• Tax Tangles: REIT Spinoffs: Opportunities and Issues
  • September 30, 2014 | Author: Michael J. Grace
  • Law Firm: Whiteford, Taylor & Preston L.L.P. - Washington Office
  • This installment of Tax Tangles explains why more and more companies find enticing the prospect of transferring their real estate to a Real Estate Investment Trust (“REIT”) and highlights tax and business issues to consider in contemplating this strategy.

    While Real Estate Investment Trusts (REITs) have been an investment option for more than fifty years, only recently have businesses other than those in the real estate industry begun to view REITs as a valuable resource and use them to avoid double taxation, increase after-tax profits, and pass added value on to investors through higher dividends.

    Corporate Double Taxation
    Domestic (U.S.) corporations are subject to federal income tax (rates up to 35 percent) on their taxable income, which reduces the amount of corporate profits that can be distributed to shareholders as dividends.  And the dividends shareholders do receive are then taxed at federal income tax rates ranging from 10% to 39.6%, plus possibly an additional 3.8% surtax on net investment income. That is what people refer to as the “double taxation” of corporate income. State and local income taxes can further aggravate double taxation.

    If, instead of distributing the net profits as dividends, a corporation retains its earnings, the corporation’s stock price will presumably rise over time, all else being equal.  While an investor is not taxed on a rise in stock price as long as he or she owns the stock, the capital gains on sale are another variation of double taxation, albeit at a lower rate.

    Tax Benefits of a REIT
    REITs, however, receive special treatment under the Internal Revenue Code which allows them to avoid double taxation. Basically, REITs are not required to pay federal corporate income taxes so long as at least 75% of their gross income is derived from long-term real estate holdings; 95% of their net annual income is distributed to shareholders; and they have at least 100 shareholders (subject to additional technical requirements listed below).

    Congress established REITs in 1960 to give investors of all income levels an easy way to invest in a pool of income-producing real estate holdings.  The intent was for REITs to be passive investment vehicles used to promote portfolio diversification. Generally, REITs are corporations organized for the purpose of owning and operating income-producing real estate holdings, such as office buildings, shopping centers, multi-family residential buildings, and healthcare facilities.

    The preferential tax treatment afforded REITs offers regular corporations an attractive opportunity.  A corporation may enter into a sale/lease-back agreement with a REIT under which the corporation sells real estate to the REIT, and the REIT agrees to rent the asset back to the corporation.  This allows the corporation to deduct the total lease payments made to the REIT, thereby lessening the corporation’s tax liability.   The REIT is not subject to income tax on the rents received provided the REIT distributes its income to its shareholders and satisfies the other requirements.
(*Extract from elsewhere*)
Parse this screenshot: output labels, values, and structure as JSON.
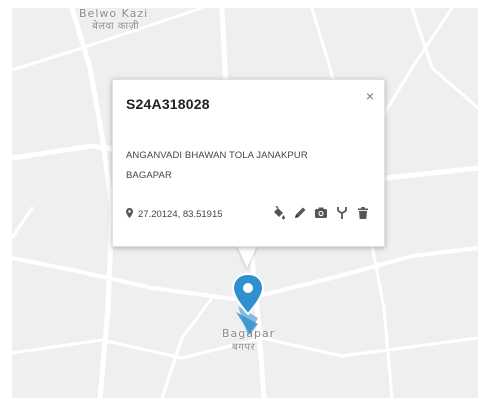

    In addition, there is a further benefit: under current law, corporations may deduct interest but not payments of principal on their mortgages. Making the same principal and interest payment in the form of lease payments to a REIT effectively makes both parts deductible.

    Major corporations throughout the country such as AutoZone, Bank of America, and Wal-Mart realize substantial tax savings by utilizing REITs.  From 1998 to 2001, Wal-Mart reportedly avoided $350 million in tax liability by having transferred its real estate assets to a REIT.  In some cases, a corporation has “spun off” its real estate to a new REIT to be owned by the corporation’s  shareholders. In specific instances, the IRS has approved this technique as a tax-free reorganization. Many real estate development corporations also form REITs in order obtain capital for projects by selling REIT shares to investors.

    Potential Pitfalls of REITs
    While transferring corporate real estate assets to a REIT does offer a tax advantage, there are other issues to consider.  For one, a company transferring a real estate asset to a REIT gives up control of how the asset will be used or when it might be sold, unless the corporation has preferential voting rights in the REIT’s governance structure.

    Additionally, if the corporation wants to set up a new REIT, instead of transferring assets to an already existing REIT, there are strict requirements that must be met.  In addition to the income, distribution, and shareholder requirements mentioned above, the new entity must satisfy the following conditions:

    1. It must not be a financial institution or an insurance company;
    2. It must have centralized management by one or more trustees or directors;
    3. It would be taxable as a domestic corporation but for the REIT election; and
    4. It must have transferrable shares.

    These may sound simple as summarized here, but the elements necessary to comply with each of these conditions are highly technical and nuanced, so it isn’t always easy to meet these requirements. And failing to meet them not only will result in the double taxation the company was trying to avoid but could also trigger a monetary penalty.

    Finally, there are also accounting and cash flow issues to be considered, which we don’t have space to deal with here.

    Conclusion
    Using a REIT may save a corporation a great deal of money in taxes, but it is a complex decision that should be guided by expert financial and legal advice.